The mannequin stood beside his bed for a while, then strolled down the hall to make records of Dim Dever’s last few hours on Earth. The last shuttle would be leaving in the morning. OLGA had built the Implant Starship in one of her mile-wide bays among the planetoids. The last of the Earth biota was now being loaded – the Dever clan.
‘My goodness!’ exclaimed Ira. ‘You certainly gave me a start.
For a minute there I thought I was looking at a headless Larry.’
‘I apologize, sir. But I thought I should store a few optics of Dim for Larry’s nostalgia file.’
Ira studied the headless and armless robot for a moment. ‘Pardon me for asking, but where are your eyes – er – optics?’
The mannequin blinked a variety of chalcogenide glasses – reverse photon. ‘My eyes are everywhere, from my toes to my shoulder spangles. But I suppose you would consider these large belt-buckle optics my true eyes.’
Ira walked around in front of the robot. He nodded. ‘Yes. But why didn’t you look at me when you spoke?’
‘I was recording your presence with a variety of sensors, sufficient for our conversation. Your size, temperature, pulse, respiration and I suppose your emotional state. Why do you worry this night?’
Ira hesitated to answer, but remembering that this meck was Larry’s legs, he shrugged. ‘You might as well add this to your nostalgia file. I’m a little worried about the Implant. The information we have on Procyon is not too detailed. A planet exists near that sun, and it has some Earth features – size, temperature, atmosphere with oxygen, carbon dioxide, and water. But there are still many blanks in our knowledge about the place. Sure, we are taking a good cross-section of Earth life forms, from every conceivable area of our globe. If anything from here can survive there, we’ll have it with us. But there are so many things that could go wrong.’

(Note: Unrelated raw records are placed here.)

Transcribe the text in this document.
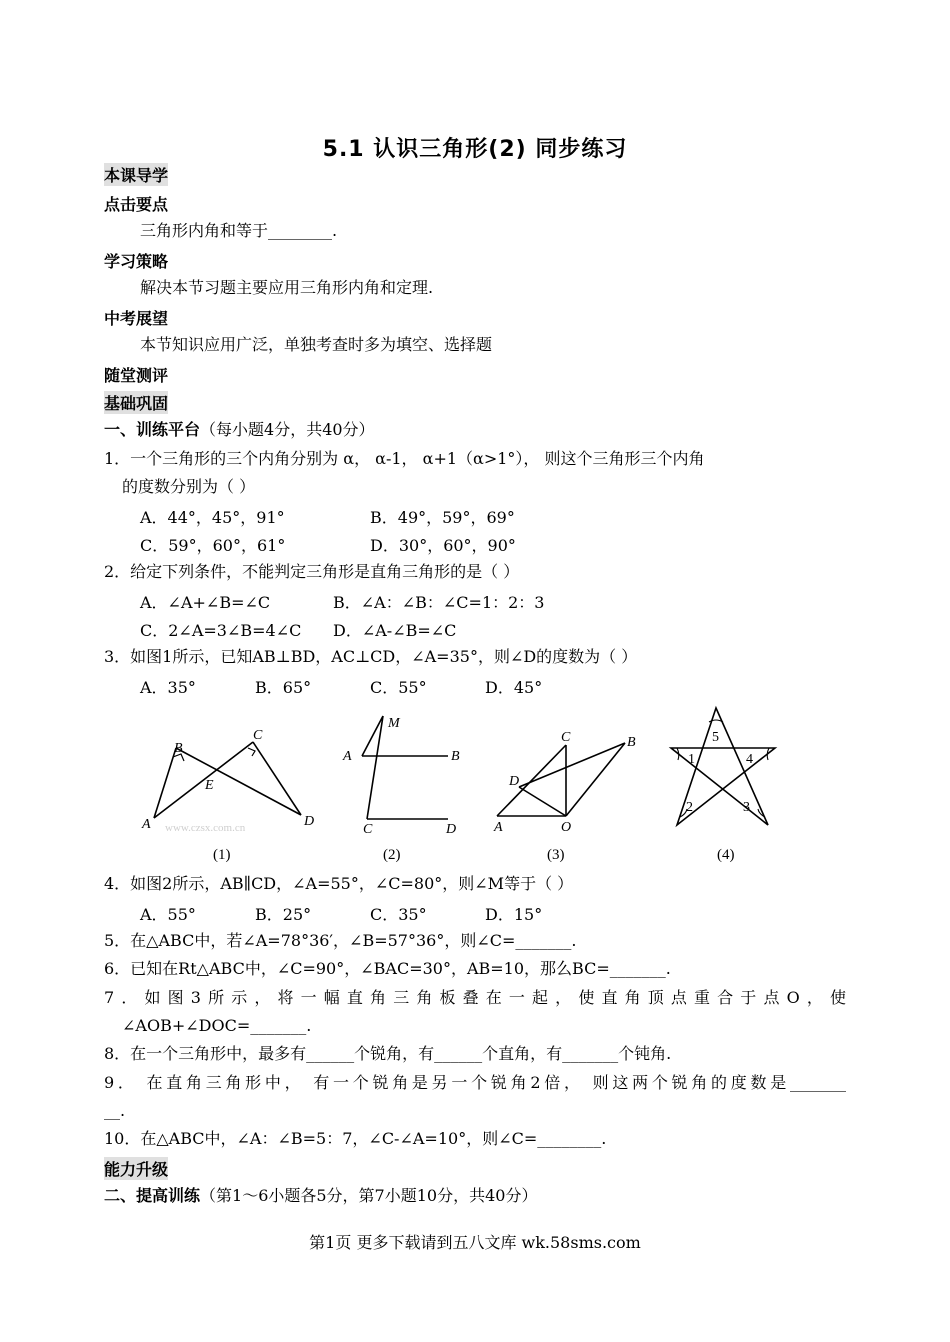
5.1 认识三角形(2) 同步练习
本课导学
点击要点
三角形内角和等于________.
学习策略
解决本节习题主要应用三角形内角和定理.
中考展望
本节知识应用广泛，单独考查时多为填空、选择题
随堂测评
基础巩固
一、训练平台（每小题4分，共40分）
1．一个三角形的三个内角分别为 α， α-1， α+1（α>1°）， 则这个三角形三个内角
的度数分别为（ ）
A．44°，45°，91°	B．49°，59°，69°
C．59°，60°，61°	D．30°，60°，90°
2．给定下列条件，不能判定三角形是直角三角形的是（ ）
A．∠A+∠B=∠C	B．∠A：∠B：∠C=1：2：3
C．2∠A=3∠B=4∠C D．∠A-∠B=∠C
3．如图1所示，已知AB⊥BD，AC⊥CD，∠A=35°，则∠D的度数为（ ）
A．35°	B．65°	C．55°	D．45°
A
B
C
D
E
www.czsx.com.cn
(1)
M
A	B
C	D
(2)
C	B
D
A	O
(3)
5
1	4
2	3
(4)
4．如图2所示，AB∥CD，∠A=55°，∠C=80°，则∠M等于（ ）
A．55°	B．25°	C．35°	D．15°
5．在△ABC中，若∠A=78°36′，∠B=57°36°，则∠C=_______.
6．已知在Rt△ABC中，∠C=90°，∠BAC=30°，AB=10，那么BC=_______.
7．如图3所示，将一幅直角三角板叠在一起，使直角顶点重合于点O，使
∠AOB+∠DOC=_______.
8．在一个三角形中，最多有______个锐角，有______个直角，有_______个钝角.
9． 在直角三角形中， 有一个锐角是另一个锐角2倍， 则这两个锐角的度数是_______
__.
10．在△ABC中，∠A：∠B=5：7，∠C-∠A=10°，则∠C=________.
能力升级
二、提高训练（第1～6小题各5分，第7小题10分，共40分）
第1页 更多下载请到五八文库 wk.58sms.com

‘It is a gamble,’ agreed the mannequin. ‘Any Implant is bound to be. But remaining on Earth is a gamble too – especially in Temporary Suspension. Larry has a future Earth Society to face, while Dim Dever has a distant unexplored ecosystem. OLGA will use knowledge from other Implants to design yours. There is a very good chance you will succeed.’
Ira grinned. ‘Mannequin, those are OLGA’s very words. You must be sharing again.’
‘Your servant,’ apologized the meck.
Ira and the headless robot strolled to the windows overlooking the feed-lot playground. Dim was standing out among his trees patting a goat on the head. Ira looked up at the stars. There, near Orion’s familiar outline, was Procyon, equal to Betelgeuse in brightness. ‘It looks so close.’
‘Send us a message torpedo when you get there,’ said the mannequin, leaving the human with his thoughts.
Morning found Larry standing in his mannequin with the crowd watching the shuttle lift off. He was well rested, but insecure about his future. He checked out of his quarters with the rest of the Procyon Implant Team. Ira and Jen had tried one last time to entice him along. He declined, more a reflex based on his previous decision than a new effort at thinking it out. After they departed he looked around at the sea of faces – strangers. He realized that he knew no one on the entire Earth.
‘It’s going to be lonely without the Dever Clan,’ he said.
The ship disappeared into a cloud layer.
‘You still have me,’ said his mannequin carefully, ‘. . . and OLGA’s priority rating, credits for travel, education, good food. We can make lots of new friends.’